With little effort you can spend hours browsing your phone, finding an endless barrage of unknown skiers and riders throwing down tricks and wild lines across the globe. Social media for better or worse has become engrained in our culture and has also become a hot button topic in the snow sports world. If you can watch anything you want, at any conceivable time, what is the incentive to pay up for a full length ski film or worse leave the comforts of your couch to attend a premier at the local ski shop or ski resort. Now may just be the most important time ever to support independent ski and snowboard films.
Ski and snowboard films invest in the community:
Next winter when your grocery shopping you don’t want to see John Jackson or Sage Cattabriga-Alosa working the checkout counter. More athletes are beginning to use Instagram as a revenue stream, but the feature film model for athlete income is far more proven. It is hard to argue against paying any money for ski films when so much content is available for free, but our dollar has spending power in what content is created. Ski and snowboard films on every size production level, motivate riders to spend entire winters, sometime years traveling to assemble the best representation of their styles. Teton Gravity Research for instance is continually funding some of the best athletes of our time, and capturing some amazing moments along the way, something Instagram has yet to do.
Instagram prioritizes quantity over quality:
In the recent past, we looked forward to the small batch of ski and snowboard films debuting each fall. The extreme regularity of which videos and pictures are posted to Instagram, rewards those that create more content quickly, not always those with better quality. Searching through the trash mound that is Instagram ski edits in particular, is a tedious way to find the few brief gems, so why not devote 30 minutes or an hour to watch some well produced content.
Ski films are more creatively limitless:
Instagram does limit the content posted to their social media app and although the vast majority skiing or snowboarding clips won’t get removed from the app, it is possible. That legendary nude ski scene in Valhalla is too spicy for the censors of social media, so independently produced films do still win for creative licensing. There are many noticeable limitations on the content posted to Instagram, some of which are music choice and violent wipeouts, two vital ingredients to any film if you ask us.
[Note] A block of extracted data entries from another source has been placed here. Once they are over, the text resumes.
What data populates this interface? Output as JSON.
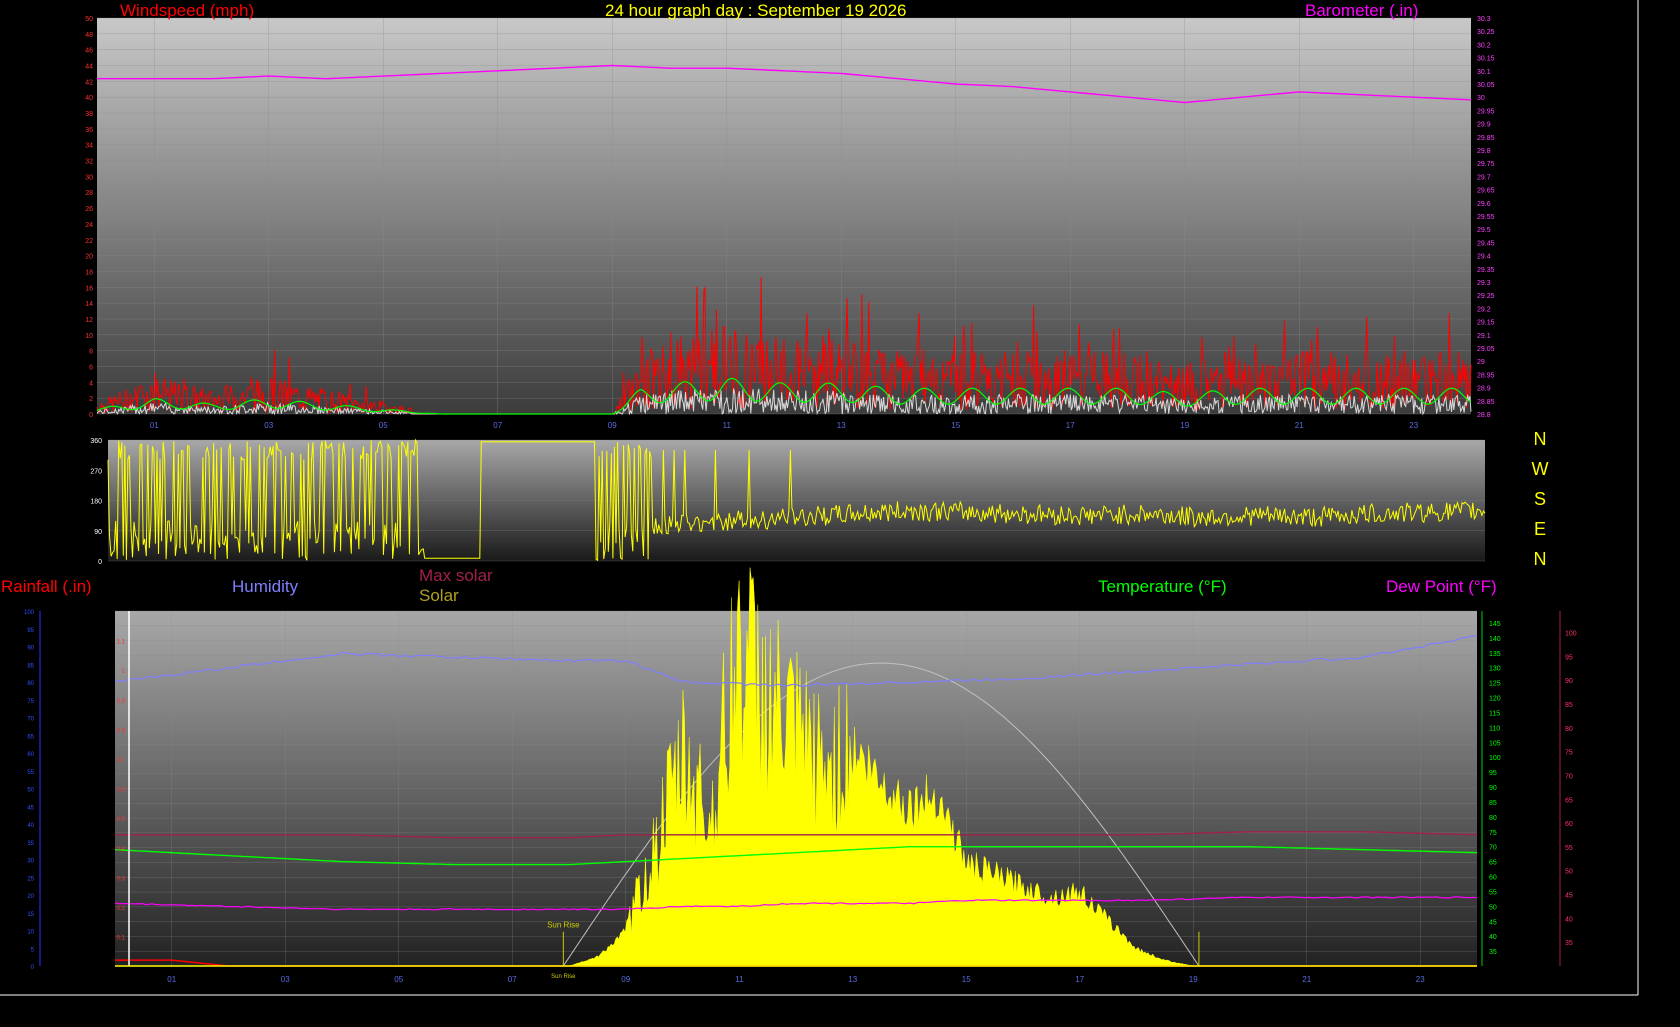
{
  "top_chart": {
    "title": "24 hour graph day : September 19 2026",
    "left_label": "Windspeed (mph)",
    "right_label": "Barometer (.in)",
    "x_ticks": [
      "01",
      "03",
      "05",
      "07",
      "09",
      "11",
      "13",
      "15",
      "17",
      "19",
      "21",
      "23"
    ],
    "wind_ticks": [
      "50",
      "48",
      "46",
      "44",
      "42",
      "40",
      "38",
      "36",
      "34",
      "32",
      "30",
      "28",
      "26",
      "24",
      "22",
      "20",
      "18",
      "16",
      "14",
      "12",
      "10",
      "8",
      "6",
      "4",
      "2",
      "0"
    ],
    "baro_ticks": [
      "30.3",
      "30.25",
      "30.2",
      "30.15",
      "30.1",
      "30.05",
      "30",
      "29.95",
      "29.9",
      "29.85",
      "29.8",
      "29.75",
      "29.7",
      "29.65",
      "29.6",
      "29.55",
      "29.5",
      "29.45",
      "29.4",
      "29.35",
      "29.3",
      "29.25",
      "29.2",
      "29.15",
      "29.1",
      "29.05",
      "29",
      "28.95",
      "28.9",
      "28.85",
      "28.8"
    ]
  },
  "wind_dir_chart": {
    "y_ticks": [
      "360",
      "270",
      "180",
      "90",
      "0"
    ],
    "compass": [
      "N",
      "W",
      "S",
      "E",
      "N"
    ]
  },
  "bottom_chart": {
    "rainfall_label": "Rainfall (.in)",
    "humidity_label": "Humidity",
    "max_solar_label": "Max solar",
    "solar_label": "Solar",
    "temperature_label": "Temperature (°F)",
    "dewpoint_label": "Dew Point (°F)",
    "sunrise_label": "Sun Rise",
    "x_ticks": [
      "01",
      "03",
      "05",
      "07",
      "09",
      "11",
      "13",
      "15",
      "17",
      "19",
      "21",
      "23"
    ],
    "rain_ticks": [
      "1.1",
      "1",
      "0.9",
      "0.8",
      "0.7",
      "0.6",
      "0.5",
      "0.4",
      "0.3",
      "0.2",
      "0.1"
    ],
    "temp_ticks": [
      "145",
      "140",
      "135",
      "130",
      "125",
      "120",
      "115",
      "110",
      "105",
      "100",
      "95",
      "90",
      "85",
      "80",
      "75",
      "70",
      "65",
      "60",
      "55",
      "50",
      "45",
      "40",
      "35"
    ],
    "dew_ticks": [
      "100",
      "95",
      "90",
      "85",
      "80",
      "75",
      "70",
      "65",
      "60",
      "55",
      "50",
      "45",
      "40",
      "35"
    ]
  },
  "colors": {
    "wind": "#ff0000",
    "wind_avg": "#00ff00",
    "wind_low": "#ffffff",
    "barometer": "#ff00ff",
    "direction": "#ffff00",
    "humidity": "#7f7fff",
    "max_solar": "#c0c0c0",
    "solar": "#ffff00",
    "temperature": "#00ff00",
    "dewpoint": "#ff00ff",
    "rain": "#ff0000",
    "solar_max_line": "#c0c0c0",
    "title": "#ffff00"
  },
  "chart_data": [
    {
      "type": "line",
      "title": "24 hour graph day : September 19 2026",
      "xlabel": "",
      "ylabel": "Windspeed (mph)",
      "y2label": "Barometer (.in)",
      "xlim": [
        0,
        24
      ],
      "ylim": [
        0,
        50
      ],
      "y2lim": [
        28.8,
        30.3
      ],
      "series": [
        {
          "name": "Windspeed (mph)",
          "axis": "left",
          "x": [
            0,
            1,
            2,
            3,
            4,
            5,
            6,
            7,
            8,
            9,
            9.5,
            10,
            11,
            12,
            13,
            14,
            15,
            16,
            17,
            18,
            19,
            20,
            21,
            22,
            23,
            24
          ],
          "values": [
            1,
            3,
            2,
            3,
            2,
            1,
            0,
            0,
            0,
            0,
            5,
            6,
            7,
            6,
            6,
            5,
            5,
            5,
            5,
            5,
            4,
            5,
            5,
            5,
            5,
            5
          ]
        },
        {
          "name": "Barometer (.in)",
          "axis": "right",
          "x": [
            0,
            1,
            2,
            3,
            4,
            5,
            6,
            7,
            8,
            9,
            10,
            11,
            12,
            13,
            14,
            15,
            16,
            17,
            18,
            19,
            20,
            21,
            22,
            23,
            24
          ],
          "values": [
            30.07,
            30.07,
            30.07,
            30.08,
            30.07,
            30.08,
            30.09,
            30.1,
            30.11,
            30.12,
            30.11,
            30.11,
            30.1,
            30.09,
            30.07,
            30.05,
            30.04,
            30.02,
            30.0,
            29.98,
            30.0,
            30.02,
            30.01,
            30.0,
            29.99
          ]
        }
      ]
    },
    {
      "type": "line",
      "xlabel": "",
      "ylabel": "",
      "xlim": [
        0,
        24
      ],
      "ylim": [
        0,
        360
      ],
      "series": [
        {
          "name": "Wind direction",
          "x": [
            0,
            1,
            2,
            3,
            4,
            5,
            6,
            7,
            8,
            9,
            10,
            11,
            12,
            13,
            14,
            15,
            16,
            17,
            18,
            19,
            20,
            21,
            22,
            23,
            24
          ],
          "values": [
            90,
            300,
            80,
            320,
            340,
            200,
            20,
            360,
            330,
            100,
            110,
            120,
            130,
            140,
            150,
            145,
            140,
            135,
            140,
            130,
            135,
            130,
            140,
            145,
            150
          ]
        }
      ]
    },
    {
      "type": "area",
      "xlabel": "",
      "xlim": [
        0,
        24
      ],
      "series": [
        {
          "name": "Humidity",
          "x": [
            0,
            2,
            4,
            6,
            8,
            9,
            10,
            12,
            14,
            16,
            18,
            20,
            22,
            24
          ],
          "values": [
            0.8,
            0.84,
            0.88,
            0.87,
            0.86,
            0.86,
            0.8,
            0.79,
            0.8,
            0.81,
            0.83,
            0.85,
            0.87,
            0.93
          ]
        },
        {
          "name": "Temperature (°F)",
          "x": [
            0,
            2,
            4,
            6,
            8,
            9,
            10,
            11,
            12,
            13,
            14,
            15,
            16,
            17,
            18,
            20,
            22,
            24
          ],
          "values": [
            69,
            67,
            65,
            64,
            64,
            65,
            66,
            67,
            68,
            69,
            70,
            70,
            70,
            70,
            70,
            70,
            69,
            68
          ]
        },
        {
          "name": "Dew Point (°F)",
          "x": [
            0,
            2,
            4,
            6,
            8,
            9,
            10,
            11,
            12,
            13,
            14,
            15,
            16,
            17,
            18,
            20,
            22,
            24
          ],
          "values": [
            51,
            50,
            49,
            49,
            49,
            49,
            50,
            50,
            51,
            51,
            51,
            52,
            52,
            52,
            52,
            53,
            53,
            53
          ]
        },
        {
          "name": "Max solar",
          "x": [
            0,
            2,
            4,
            6,
            8,
            9,
            10,
            11,
            12,
            13,
            14,
            15,
            16,
            17,
            18,
            20,
            22,
            24
          ],
          "values": [
            74,
            74,
            74,
            73,
            73,
            74,
            74,
            74,
            74,
            74,
            74,
            74,
            74,
            74,
            74,
            75,
            75,
            74
          ]
        },
        {
          "name": "Solar",
          "x": [
            8,
            8.5,
            9,
            9.5,
            10,
            10.5,
            11,
            11.5,
            12,
            12.5,
            13,
            13.5,
            14,
            14.5,
            15,
            15.5,
            16,
            16.5,
            17,
            17.5,
            18,
            18.5,
            19
          ],
          "values": [
            0,
            8,
            30,
            100,
            180,
            130,
            280,
            230,
            200,
            170,
            190,
            160,
            140,
            150,
            90,
            80,
            70,
            60,
            65,
            40,
            15,
            5,
            0
          ]
        },
        {
          "name": "Rainfall (.in)",
          "x": [
            0,
            1,
            2,
            24
          ],
          "values": [
            0.02,
            0.02,
            0,
            0
          ]
        }
      ]
    }
  ]
}
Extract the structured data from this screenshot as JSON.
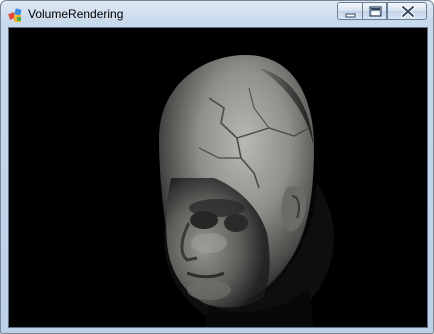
{
  "window": {
    "title": "VolumeRendering",
    "background_title_fragments": [
      "",
      ""
    ]
  },
  "controls": {
    "minimize_icon": "minimize-icon",
    "maximize_icon": "maximize-icon",
    "close_icon": "close-icon"
  },
  "viewport": {
    "content": "volume-rendering-head",
    "background_color": "#000000"
  }
}
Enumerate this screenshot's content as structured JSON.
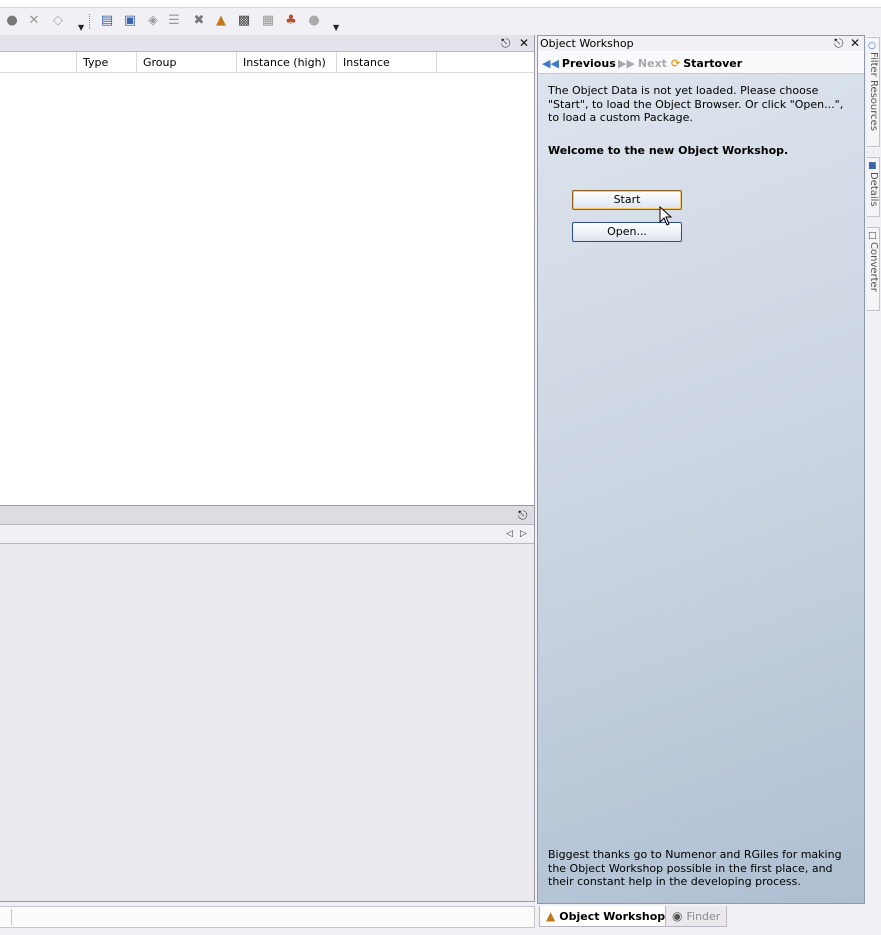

Films bring us together, phones alienate us:
One of the sad realities of our smart phone society is that previously watching videos like ski and snowboard films meant bonding with friends or family. When we all have our own screens we don’t watch things together and it is not the same feeling to react to a clip after someone else shows you it. Attending a ski film premier is always a major way to build stoke for the coming winter, as you and your fellow ‘gnar dogs’ holler collectively at the wildest clips. Warren Miller was notorious for bringing his ski films to very non-snowy places and acting as a wonderful ambassador to snow sports.